Relationship between oxidative stress and hepatic glutathione levels in ethanol-mediated apoptosis of polarized hepatic cells

Figure 1 Ethanol-induced protein oxidation, oxidative stress, and caspase activation in WIF-B cells. WIF-B cultures were cultured for 48 h in the absence or presence of ethanol, and DAS or NAC when indicated. As a positive control for H₂O₂ production, some cultures were treated with 2 &mgr;mol/L Antimycin A (C + AA) for 30 min prior to analysis. A: Protein oxidation analysis represented as DNP-specific proteins detected in WIF-B cell lysates using the OxyBlot protein oxidation analysis; B: H₂O₂ production was detected by dichlorofluorescein fluorescence quantification. Data from 5 independent experiments is represented as the amount of fluorescent (DCFDA) oxidized products detected in the treated cells per mg protein; C: The activation of the proapoptotic protease, caspase-3, was detected as described in “Material and Methods” for five independent experiments. ^aP < 0.05 vs control; ^cP < 0.05 vs ethanol alone-treated cells.

Figure 2 The relationship of CYP2E1 expression, oxidative stress, and WIF-B cell death following ethanol administration. WIF-B cultures were treated without (C) or with pyrazole (Cpyr) for 4 d followed by ethanol treatment for 48 h [E and E (pyr)]. A: CYP2E1 activity in isolated microsomes analyzed using the r-nitophenol oxidation assay in four independent experiments; B: H₂O₂ production representative of ROS generation detected by dichlorofluorescein production, and the activation of caspase-3 as a measure of apoptosis from seven independent experiments; C: Necrotic cell death evaluated by flow cytometric analysis in three independent experiments using the LIVE/DEAD cell stain as described in “Material and Methods”. ^aP < 0.05 vs control; ^cP < 0.05 vs ethanol alone-treated cells.

Figure 3 The effect of glutathione depletion on the induction of caspase activation in ethanol-treated WIF-B cells. WIF-B cultures were treated in the presence or absence of ethanol (25 mmol/L) for 48 h after pretreatment with (C pyr and E pyr) or without (C and E) pyrazole. Glutathione was depleted by the inclusion of BSO in the culture media when indicated (+ BSO). A: The amount of reduced glutathione (GSH) was detected as described in “Material and Methods”; B: Measure of apoptosis in WIF-B cells following glutathione depletion.

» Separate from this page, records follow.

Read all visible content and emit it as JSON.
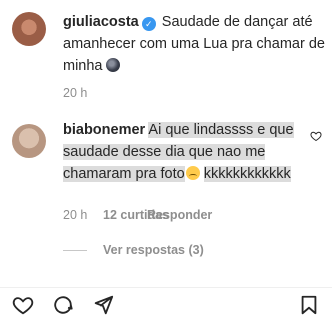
{
  "post": {
    "username": "giuliacosta",
    "caption": "Saudade de dançar até amanhecer com uma Lua pra chamar de minha",
    "time": "20 h"
  },
  "comment": {
    "username": "biabonemer",
    "text": "Ai que lindassss e que saudade desse dia que nao me chamaram pra foto",
    "text_end": "kkkkkkkkkkkk",
    "time": "20 h",
    "likes": "12 curtidas",
    "reply": "Responder"
  },
  "replies": {
    "label": "Ver respostas (3)"
  },
  "icons": {
    "verified": "verified-badge-icon",
    "moon": "new-moon-emoji-icon",
    "sad": "pensive-face-emoji-icon",
    "like": "heart-outline-icon"
  },
  "colors": {
    "text": "#262626",
    "secondary": "#8e8e8e",
    "verified": "#3897f0",
    "highlight": "#dcdcdc"
  }
}
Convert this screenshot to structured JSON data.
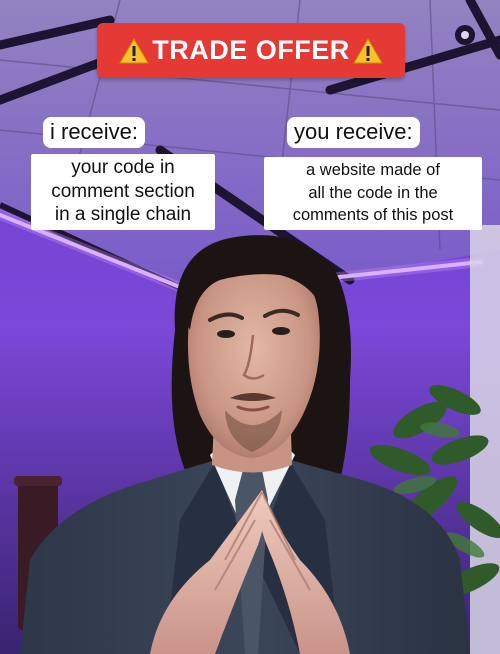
{
  "banner": {
    "text": "TRADE OFFER",
    "color": "#e53935",
    "icon": "warning-icon",
    "icon_color": "#fbc02d"
  },
  "left": {
    "label": "i receive:",
    "caption_lines": [
      "your code in",
      "comment section",
      "in a single chain"
    ]
  },
  "right": {
    "label": "you receive:",
    "caption_lines": [
      "a website made of",
      "all the code in the",
      "comments of this post"
    ]
  }
}
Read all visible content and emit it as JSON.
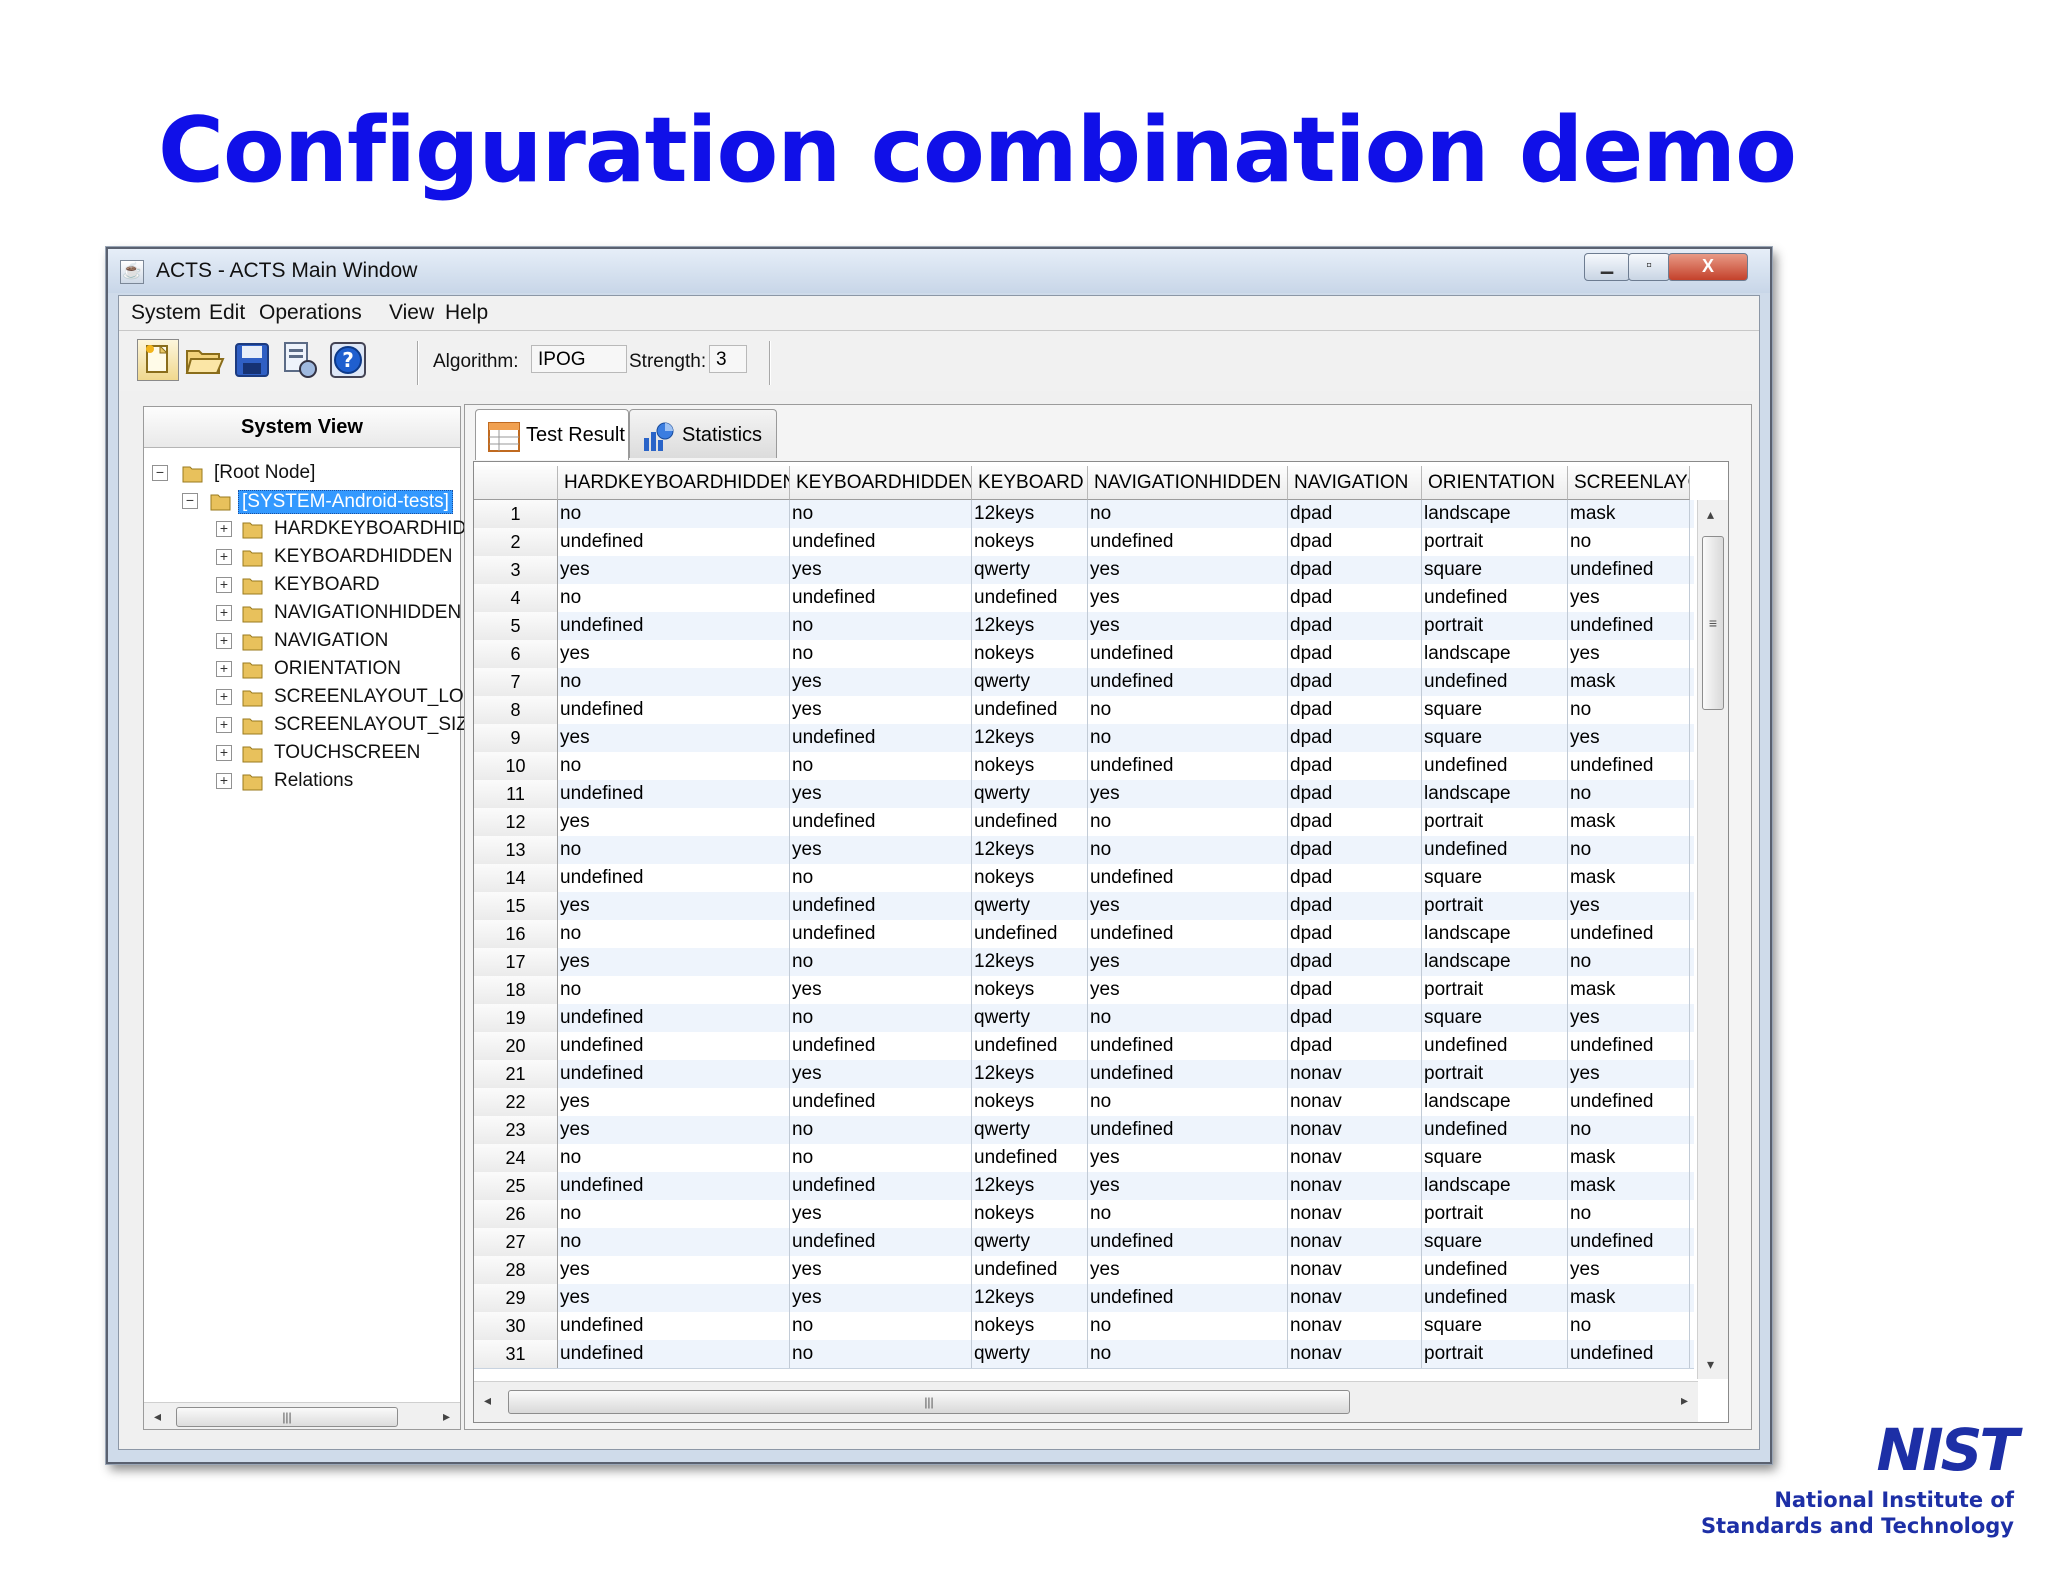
{
  "slide": {
    "title": "Configuration combination demo"
  },
  "window": {
    "title": "ACTS - ACTS Main Window",
    "close_label": "X"
  },
  "menu": [
    "System",
    "Edit",
    "Operations",
    "View",
    "Help"
  ],
  "toolbar": {
    "algorithm_label": "Algorithm:",
    "algorithm_value": "IPOG",
    "strength_label": "Strength:",
    "strength_value": "3"
  },
  "system_view": {
    "header": "System View",
    "root": "[Root Node]",
    "system": "[SYSTEM-Android-tests]",
    "params": [
      "HARDKEYBOARDHIDI",
      "KEYBOARDHIDDEN",
      "KEYBOARD",
      "NAVIGATIONHIDDEN",
      "NAVIGATION",
      "ORIENTATION",
      "SCREENLAYOUT_LON",
      "SCREENLAYOUT_SIZ",
      "TOUCHSCREEN",
      "Relations"
    ]
  },
  "tabs": [
    "Test Result",
    "Statistics"
  ],
  "table": {
    "columns": [
      "HARDKEYBOARDHIDDEN",
      "KEYBOARDHIDDEN",
      "KEYBOARD",
      "NAVIGATIONHIDDEN",
      "NAVIGATION",
      "ORIENTATION",
      "SCREENLAYO"
    ],
    "rows": [
      [
        "no",
        "no",
        "12keys",
        "no",
        "dpad",
        "landscape",
        "mask"
      ],
      [
        "undefined",
        "undefined",
        "nokeys",
        "undefined",
        "dpad",
        "portrait",
        "no"
      ],
      [
        "yes",
        "yes",
        "qwerty",
        "yes",
        "dpad",
        "square",
        "undefined"
      ],
      [
        "no",
        "undefined",
        "undefined",
        "yes",
        "dpad",
        "undefined",
        "yes"
      ],
      [
        "undefined",
        "no",
        "12keys",
        "yes",
        "dpad",
        "portrait",
        "undefined"
      ],
      [
        "yes",
        "no",
        "nokeys",
        "undefined",
        "dpad",
        "landscape",
        "yes"
      ],
      [
        "no",
        "yes",
        "qwerty",
        "undefined",
        "dpad",
        "undefined",
        "mask"
      ],
      [
        "undefined",
        "yes",
        "undefined",
        "no",
        "dpad",
        "square",
        "no"
      ],
      [
        "yes",
        "undefined",
        "12keys",
        "no",
        "dpad",
        "square",
        "yes"
      ],
      [
        "no",
        "no",
        "nokeys",
        "undefined",
        "dpad",
        "undefined",
        "undefined"
      ],
      [
        "undefined",
        "yes",
        "qwerty",
        "yes",
        "dpad",
        "landscape",
        "no"
      ],
      [
        "yes",
        "undefined",
        "undefined",
        "no",
        "dpad",
        "portrait",
        "mask"
      ],
      [
        "no",
        "yes",
        "12keys",
        "no",
        "dpad",
        "undefined",
        "no"
      ],
      [
        "undefined",
        "no",
        "nokeys",
        "undefined",
        "dpad",
        "square",
        "mask"
      ],
      [
        "yes",
        "undefined",
        "qwerty",
        "yes",
        "dpad",
        "portrait",
        "yes"
      ],
      [
        "no",
        "undefined",
        "undefined",
        "undefined",
        "dpad",
        "landscape",
        "undefined"
      ],
      [
        "yes",
        "no",
        "12keys",
        "yes",
        "dpad",
        "landscape",
        "no"
      ],
      [
        "no",
        "yes",
        "nokeys",
        "yes",
        "dpad",
        "portrait",
        "mask"
      ],
      [
        "undefined",
        "no",
        "qwerty",
        "no",
        "dpad",
        "square",
        "yes"
      ],
      [
        "undefined",
        "undefined",
        "undefined",
        "undefined",
        "dpad",
        "undefined",
        "undefined"
      ],
      [
        "undefined",
        "yes",
        "12keys",
        "undefined",
        "nonav",
        "portrait",
        "yes"
      ],
      [
        "yes",
        "undefined",
        "nokeys",
        "no",
        "nonav",
        "landscape",
        "undefined"
      ],
      [
        "yes",
        "no",
        "qwerty",
        "undefined",
        "nonav",
        "undefined",
        "no"
      ],
      [
        "no",
        "no",
        "undefined",
        "yes",
        "nonav",
        "square",
        "mask"
      ],
      [
        "undefined",
        "undefined",
        "12keys",
        "yes",
        "nonav",
        "landscape",
        "mask"
      ],
      [
        "no",
        "yes",
        "nokeys",
        "no",
        "nonav",
        "portrait",
        "no"
      ],
      [
        "no",
        "undefined",
        "qwerty",
        "undefined",
        "nonav",
        "square",
        "undefined"
      ],
      [
        "yes",
        "yes",
        "undefined",
        "yes",
        "nonav",
        "undefined",
        "yes"
      ],
      [
        "yes",
        "yes",
        "12keys",
        "undefined",
        "nonav",
        "undefined",
        "mask"
      ],
      [
        "undefined",
        "no",
        "nokeys",
        "no",
        "nonav",
        "square",
        "no"
      ],
      [
        "undefined",
        "no",
        "qwerty",
        "no",
        "nonav",
        "portrait",
        "undefined"
      ]
    ]
  },
  "logo": {
    "name": "NIST",
    "line1": "National Institute of",
    "line2": "Standards and Technology"
  },
  "colors": {
    "title": "#1010e8",
    "selection": "#3399ff",
    "logo": "#1d2fa6",
    "row_alt": "#eef4fc"
  },
  "icons": [
    "new-file-icon",
    "open-folder-icon",
    "save-icon",
    "export-icon",
    "help-icon",
    "folder-icon",
    "table-icon",
    "statistics-icon"
  ]
}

Cell lysates were assayed for caspase-3 activity and the release of fluorescent product was detected and expressed for five independent experiments; C: Phase contrast images of the treated WIF-B cultures. ^aP < 0.05 vs control; ^cP < 0.05 vs ethanol-treated.

Figure 4 Fas-mediated apoptosis following ethanol administration and the effects of BSO treatment. A: Representative gel depicting apoptosis identified by DNA fragmentation. WIF-B cultures were left untreated or treated with 25 mmol/L ethanol for 24 h prior to challenge with anti-Fas antibody/Act D (Ab) for 16 h. The samples represented are untreated control cells (lane 1), ethanol alone-treated cells (lane 2), control cells incubated with Ab (lane 3), and ethanol-treated cells incubated with Ab (lane 4). UV-treated WIF-B cells were used as a positive control (lane PC); B: The analysis of caspase-3 activation following Fas antibody treatments. WIF-B cells were cultured for 24 h in the absence and presence of ethanol followed by the additional overnight incubation with Ab as described above. The activity of caspase-3 was assayed in four independent experiments as previously described; C: The effect of glutathione depletion by BSO on caspase-8 activation. WIF-B cultures were treated with ethanol and Fas antibody with or without the inclusion of BSO. The activity of caspase-8 was determined in three independent experiments as described in “Material and Methods”. ^aP < 0.05 vs untreated control cells; ^cP < 0.05 vs corresponding controls; ^dP < 0.05 vs cells treated with ethanol plus Ab.